Penelitian yang dilakukan Peltzer dan Pengpid (2014) menunjukkan 39% dari 750 partisipan studi Indonesia mengalami insomnia. Angka ini sangat tinggi dibandingkan Thailand; hanya 3% mahasiswanya yang mengalami insomnia. Sayangnya karena studi ini merupakan studi besar yang melibatkan mahasiswa dari 26 negara berkembang, tidak ada data spesifik tentang Indonesia.

 

Meski begitu, penelitian yang dilakukan oleh Herawati dan Gayatri (2019) pada 450 mahasiswa Universitas Indonesia menunjukkan mahasiswa dari kluster sosial dan humaniora paling banyak terindikasi insomnia dibanding mahasiswa dari kluster kesehatan dan sains dan teknologi.

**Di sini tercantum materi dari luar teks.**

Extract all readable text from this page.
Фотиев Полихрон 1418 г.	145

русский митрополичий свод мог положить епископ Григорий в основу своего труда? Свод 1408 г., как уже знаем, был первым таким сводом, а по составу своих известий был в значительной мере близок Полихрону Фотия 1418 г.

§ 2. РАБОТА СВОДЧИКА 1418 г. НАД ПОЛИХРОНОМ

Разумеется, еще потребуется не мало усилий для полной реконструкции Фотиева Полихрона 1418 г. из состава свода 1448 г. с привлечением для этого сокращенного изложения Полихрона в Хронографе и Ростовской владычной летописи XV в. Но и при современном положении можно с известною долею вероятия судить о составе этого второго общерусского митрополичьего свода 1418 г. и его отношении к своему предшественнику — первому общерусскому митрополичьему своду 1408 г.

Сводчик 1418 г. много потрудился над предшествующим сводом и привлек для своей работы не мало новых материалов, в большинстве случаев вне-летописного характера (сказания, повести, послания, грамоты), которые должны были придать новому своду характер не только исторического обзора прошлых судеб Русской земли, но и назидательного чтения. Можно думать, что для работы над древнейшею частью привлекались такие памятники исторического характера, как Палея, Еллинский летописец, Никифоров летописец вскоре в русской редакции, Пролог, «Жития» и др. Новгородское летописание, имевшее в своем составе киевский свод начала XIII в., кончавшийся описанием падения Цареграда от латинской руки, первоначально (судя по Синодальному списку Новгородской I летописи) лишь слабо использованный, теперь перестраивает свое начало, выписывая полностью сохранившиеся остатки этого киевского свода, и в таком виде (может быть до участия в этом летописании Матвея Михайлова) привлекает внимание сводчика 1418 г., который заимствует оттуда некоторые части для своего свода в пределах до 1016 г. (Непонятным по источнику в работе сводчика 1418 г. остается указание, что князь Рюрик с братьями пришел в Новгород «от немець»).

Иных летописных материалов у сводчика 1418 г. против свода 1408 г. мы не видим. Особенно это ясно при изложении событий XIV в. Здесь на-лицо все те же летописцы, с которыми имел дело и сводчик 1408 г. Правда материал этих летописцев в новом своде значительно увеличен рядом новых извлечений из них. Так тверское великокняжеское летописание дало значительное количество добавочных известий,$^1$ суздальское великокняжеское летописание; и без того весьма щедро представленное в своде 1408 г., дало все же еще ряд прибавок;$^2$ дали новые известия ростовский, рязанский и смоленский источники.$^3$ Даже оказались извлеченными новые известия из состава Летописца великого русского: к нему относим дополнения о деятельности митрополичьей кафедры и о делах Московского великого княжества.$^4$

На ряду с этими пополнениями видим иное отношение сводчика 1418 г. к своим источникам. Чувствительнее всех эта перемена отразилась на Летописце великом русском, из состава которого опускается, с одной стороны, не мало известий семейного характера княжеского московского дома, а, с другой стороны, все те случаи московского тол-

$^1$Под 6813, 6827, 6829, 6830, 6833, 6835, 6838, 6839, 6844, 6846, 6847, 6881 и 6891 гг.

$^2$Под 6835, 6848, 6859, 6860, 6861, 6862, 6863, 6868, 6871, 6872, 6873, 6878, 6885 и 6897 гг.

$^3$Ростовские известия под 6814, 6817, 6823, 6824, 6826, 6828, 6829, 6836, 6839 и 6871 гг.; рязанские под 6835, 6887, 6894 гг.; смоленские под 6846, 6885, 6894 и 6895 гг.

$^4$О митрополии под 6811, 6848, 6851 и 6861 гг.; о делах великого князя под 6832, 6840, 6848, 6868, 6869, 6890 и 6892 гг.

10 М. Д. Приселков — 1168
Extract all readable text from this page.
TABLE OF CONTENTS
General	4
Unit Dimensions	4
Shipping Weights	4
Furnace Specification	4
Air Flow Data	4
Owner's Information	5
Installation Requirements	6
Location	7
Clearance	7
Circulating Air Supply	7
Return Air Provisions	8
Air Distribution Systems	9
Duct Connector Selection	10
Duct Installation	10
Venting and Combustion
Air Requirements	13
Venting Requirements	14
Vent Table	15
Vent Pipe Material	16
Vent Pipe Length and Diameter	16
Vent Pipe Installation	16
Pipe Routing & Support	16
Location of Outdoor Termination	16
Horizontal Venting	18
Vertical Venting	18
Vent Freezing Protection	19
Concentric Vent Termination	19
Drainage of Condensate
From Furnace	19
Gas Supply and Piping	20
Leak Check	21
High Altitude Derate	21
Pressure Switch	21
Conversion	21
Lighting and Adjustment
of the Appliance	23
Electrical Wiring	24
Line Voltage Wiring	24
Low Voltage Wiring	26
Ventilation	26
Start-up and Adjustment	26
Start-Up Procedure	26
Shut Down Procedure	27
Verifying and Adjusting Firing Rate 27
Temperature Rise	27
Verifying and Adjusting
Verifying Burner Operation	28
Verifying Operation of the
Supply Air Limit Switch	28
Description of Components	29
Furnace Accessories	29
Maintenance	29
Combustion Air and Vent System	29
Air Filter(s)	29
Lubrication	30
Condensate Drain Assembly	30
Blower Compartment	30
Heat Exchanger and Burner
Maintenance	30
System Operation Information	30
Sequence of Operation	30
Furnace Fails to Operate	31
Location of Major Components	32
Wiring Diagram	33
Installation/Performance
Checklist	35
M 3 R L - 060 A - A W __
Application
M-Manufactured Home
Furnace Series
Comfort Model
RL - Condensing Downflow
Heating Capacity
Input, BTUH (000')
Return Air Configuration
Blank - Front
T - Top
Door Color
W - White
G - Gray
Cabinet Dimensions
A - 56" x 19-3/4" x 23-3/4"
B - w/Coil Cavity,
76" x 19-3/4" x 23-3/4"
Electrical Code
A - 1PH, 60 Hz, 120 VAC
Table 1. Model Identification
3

Tingkat insomnia ini juga berbanding lurus dengan tingkat stress yang dialami; 84% mahasiswa sosial-humaniora melaporkan tingkat stress menengah-parah, paling tinggi dibandingkan mahasiswa kesehatan (72,7%) dan mahasiswa sains dan teknologi (73,3%). 

 

Hasil penelitian ini mematahkan pandangan bahwa jurusan-jurusan sosial-humaniora adalah jurusan yang santai. Buktinya, banyak mahasiswa mengalami stres dan susah tidur—Nina salah satunya. Bahkan dalam kasus Nina, insomnia kronis yang tak segera disembuhkan berakibat ke munculnya diagnosis depresi dan gangguan cemas. 

 

Permasalahan tidur merupakan permasalahan yang serius. Jika tak segera ditangani, ia bisa berkembang menjadi depresi, gangguan cemas, dan penyakit-penyakit serius lain. Walau data menunjukkan prevalensi insomnia Indonesia cukup tinggi, gaung inisiatif publik untuk tidur yang lebih baik jarang atau bahkan tidak pernah terdengar.